Tuesday, August 30, 2016

13323: Jayanta Jenkins Jumps To Twitter.

Advertising Age reported advertising veteran Jayanta Jenkins is leaving his role of Global Creative Director at Apple/Beats by Dre to assume the position of Global Group Creative Director for Twitter. Great. Black representation in the advertising industry continues to decline. Are there even 140 characters of color left in adland?

Jayanta Jenkins Named to Top Creative Post at Twitter

Making the Move From Beats, Industry Vet Led Celebrated Work for Nike and Gatorade

By Ann-Christine Diaz

Twitter has named ad industry vet Jayanta Jenkins its global group creative director, the company’s highest creative role. Mr. Jenkins most recently served as global creative director of advertising at Apple/Beats by Dre. Throughout his advertising career he has steered celebrated work for Nike, Gatorade and Powerade, among others.

In his new post, Mr. Jenkins will oversee Twitter’s in-house creative team, reporting to VP-Global Brand Strategy Joel Lunenfeld.

Mr. Lunenfeld, CMO Leslie Berland and Mr. Jenkins announced the news on Twitter today, which also happens to be Mr. Jenkins’ birthday.

“It’s an extremely exciting opportunity to go from a successful advertising career into a new type of leadership role,” Mr. Jenkins told Ad Age. “For me, this was exclusively about challenging myself and looking to do something that completely disrupted my approach and what people look at me as having done.” As for what he plans moving forward, at this point, “it’s really undefined,” he said. Appropriately enough to the brand, “I’m a person that lives in the moment,” he added.

He joins Twitter at a point in which its in-house creative practice has become centralized and the brand is making moves to tell its story in a bigger way, via marketing.

About five years ago, the company had formed a brand strategy unit to team up with advertisers and show them creative ways to work with Twitter, according to Mr. Lunenfeld . Under Twitter’s communications team, the brand started to grow out a consumer-focused team on product marketing, as well as one for b-to-b. When Ms. Berland joined as CMO earlier this year, all those teams were centralized into a single group. Since then, the brand has debuted a big new marketing push that aims to educate the public on what Twitter is really about, and on how to use it.

“That was really about step one, which was to take the reasearch that showed very clearly over the years that awareness of our existence is well over 90%, but usage it much smaller,” said Mr. Lunenfeld. “There were misconceptions that Twitter was just another social network, so we really wanted to inform people of what Twitter is about,” he said. “Twitter is where you go to see what’s happening everywhere in the world right now,” Ms. Berland noted in a blog post introducing the first ads.

“There are some really raw tools I’ve played with in other points of my career, but honestly, this place will open up the aperture of what I’ve done,” Mr. Jenkins said.

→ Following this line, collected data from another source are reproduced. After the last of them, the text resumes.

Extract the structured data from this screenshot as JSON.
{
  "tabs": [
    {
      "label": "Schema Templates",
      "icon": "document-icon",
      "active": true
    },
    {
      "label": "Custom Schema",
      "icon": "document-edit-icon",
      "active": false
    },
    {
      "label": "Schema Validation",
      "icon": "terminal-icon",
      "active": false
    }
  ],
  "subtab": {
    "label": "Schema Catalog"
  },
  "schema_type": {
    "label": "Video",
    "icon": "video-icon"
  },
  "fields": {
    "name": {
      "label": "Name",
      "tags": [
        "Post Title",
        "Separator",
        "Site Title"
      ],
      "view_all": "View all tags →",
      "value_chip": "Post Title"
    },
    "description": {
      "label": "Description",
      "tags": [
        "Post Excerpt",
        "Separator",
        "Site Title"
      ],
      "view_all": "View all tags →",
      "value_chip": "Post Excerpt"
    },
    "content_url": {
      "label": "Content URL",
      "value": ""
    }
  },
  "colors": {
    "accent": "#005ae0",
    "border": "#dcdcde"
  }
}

Mr. Jenkins made the move from agency to client side when he joined Beats in July of last year. He began his career as an art director at the Martin Agency before going on to senior roles at Wieden & Kennedy and TBWA/Chiat/Day.

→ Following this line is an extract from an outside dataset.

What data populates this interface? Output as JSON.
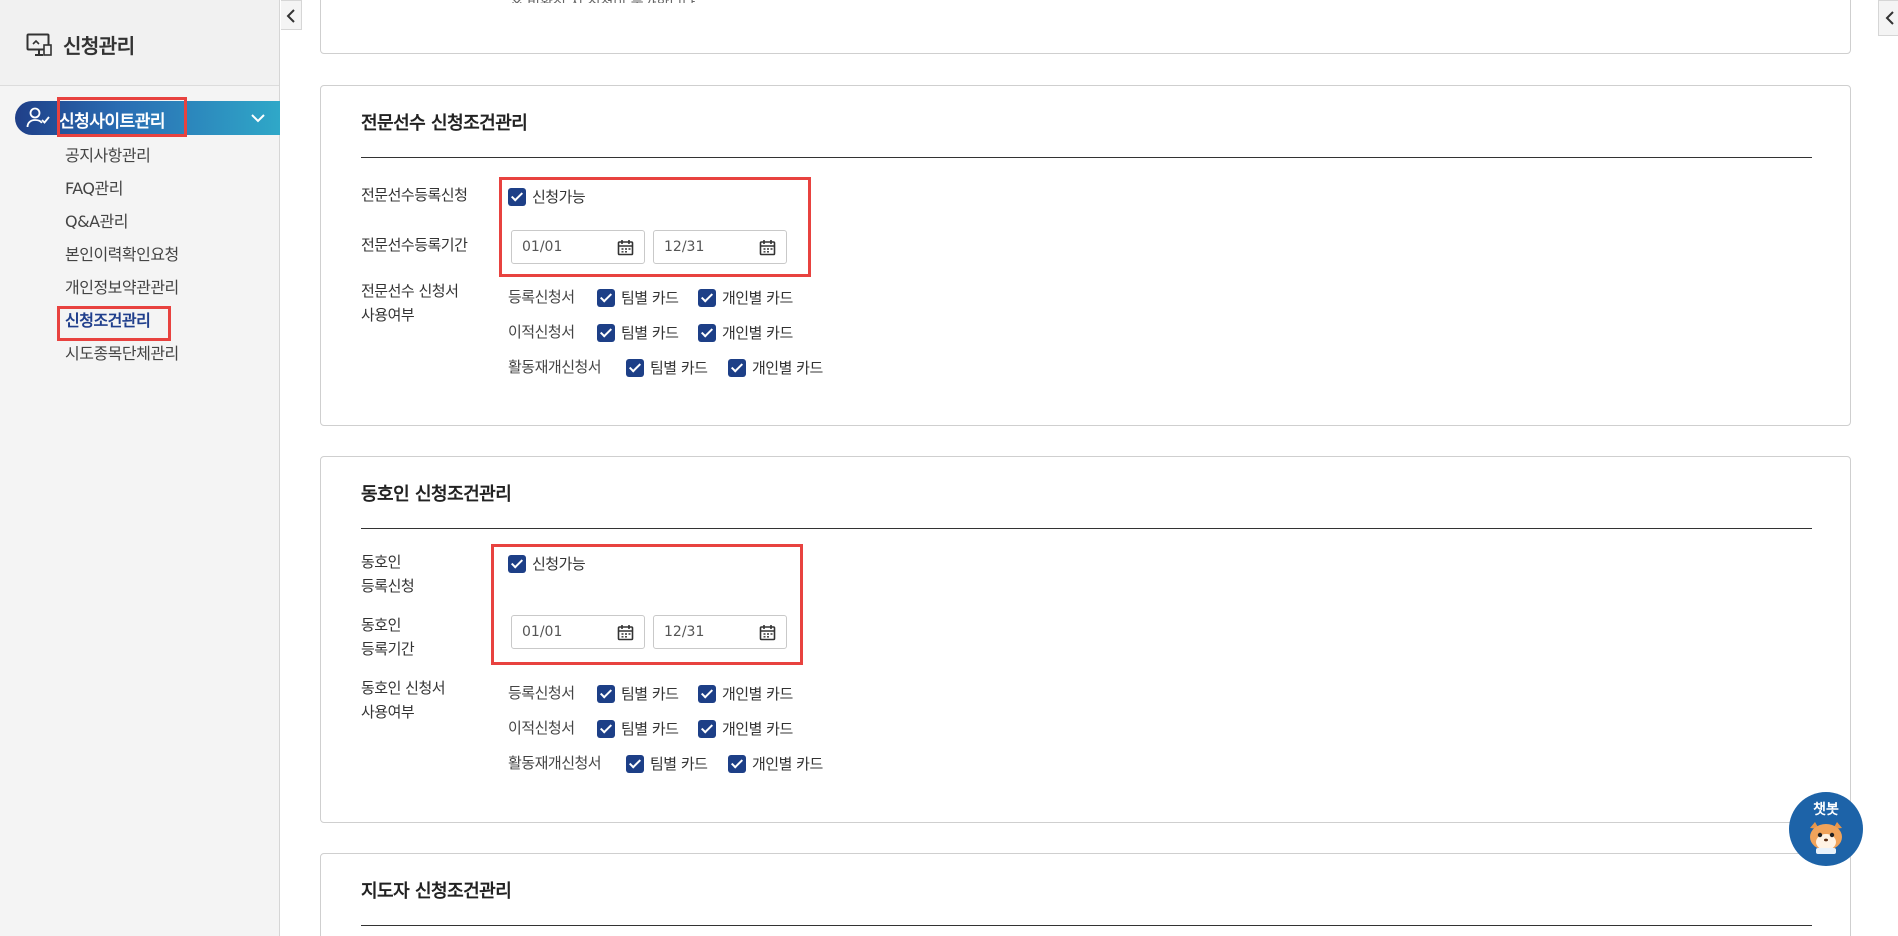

His oeuvre is defined by culturally charged hits such as Gatorade’s humorous “Sweat It to Get It,” starring Peyton Manning and Cam Newton, and “Win From Within.”

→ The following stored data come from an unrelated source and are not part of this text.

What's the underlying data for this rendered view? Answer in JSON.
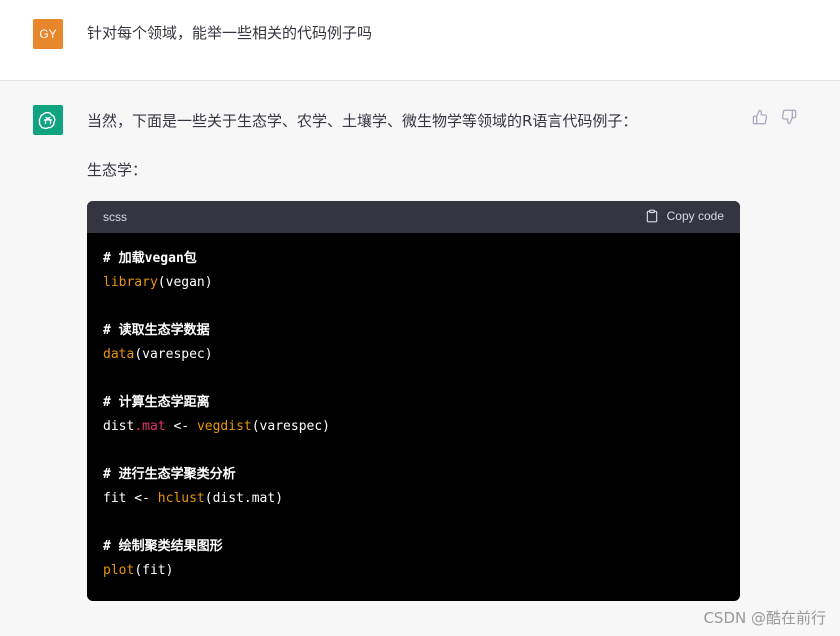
{
  "user": {
    "avatar_text": "GY",
    "message": "针对每个领域，能举一些相关的代码例子吗"
  },
  "assistant": {
    "avatar_icon": "openai-logo-icon",
    "intro": "当然，下面是一些关于生态学、农学、土壤学、微生物学等领域的R语言代码例子：",
    "section_title": "生态学：",
    "feedback": {
      "thumbs_up": "thumbs-up-icon",
      "thumbs_down": "thumbs-down-icon"
    }
  },
  "code": {
    "language": "scss",
    "copy_label": "Copy code",
    "lines": [
      {
        "comment": "# 加载vegan包"
      },
      {
        "func": "library",
        "rest": "(vegan)"
      },
      {
        "blank": true
      },
      {
        "comment": "# 读取生态学数据"
      },
      {
        "func": "data",
        "rest": "(varespec)"
      },
      {
        "blank": true
      },
      {
        "comment": "# 计算生态学距离"
      },
      {
        "pre": "dist",
        "prop": ".mat",
        "mid": " <- ",
        "func": "vegdist",
        "rest": "(varespec)"
      },
      {
        "blank": true
      },
      {
        "comment": "# 进行生态学聚类分析"
      },
      {
        "pre": "fit <- ",
        "func": "hclust",
        "rest": "(dist.mat)"
      },
      {
        "blank": true
      },
      {
        "comment": "# 绘制聚类结果图形"
      },
      {
        "func": "plot",
        "rest": "(fit)"
      }
    ]
  },
  "watermark": "CSDN @酷在前行",
  "colors": {
    "user_avatar": "#e8862b",
    "bot_avatar": "#10a37f",
    "code_bg": "#000000",
    "code_header": "#343541",
    "func": "#e9950c",
    "prop": "#df3079"
  }
}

He also worked on Nike’s hilarious sitcom-style “The LeBrons”; the “Chamber of Fear” campaign that gave birth to early viral sensation “Afro Ninja”; “Love Me or Hate Me,” which played on the idea that Kobe Bryant had never earned full acceptance by b-ball fans; and Nike’s Michael Jordan farewell “Goodbye, Mars,” which also paved the way for the new Jordan Brand.

He also helped to lead TBWA/Chiat/Day L.A.’s entertaining content series for Pacific Standard Time, which paired modern-day creative celebrities with more established ones.

While at Beats, he oversaw the brand’s films starring Serena Williams, Draymond Green and Cam Newton.

His appointment sees the arrival of an African-American leader in a chief exec post—a rarity not just in advertising and marketing, but also the tech world. “I feel fortunate to have worked at a lot of great places, from an agency in the south at Martin in Richmond to Wieden and Chiat,” said Mr. Jenkins. “My journey has led me to this moment and I just want to continue on the path of putting out interesting things and things that create inclusion. I want to continue to extend myself and kick ass, to be honest.”

“We’re a platform where inclusion lives,” said Mr. Lunenfeld. “We allow for differences and for everyone to be heard.”

In the coming weeks, Mr. Lunenfeld said Twitter will be debuting plenty of new messaging, both on its own and other platforms. Those will include content around the NFL season as well as messages around the idea of everyday storytelling.

“We’ve just begun to tell our story,” said Mr. Lunenfeld, “We have a lot of work ahead.”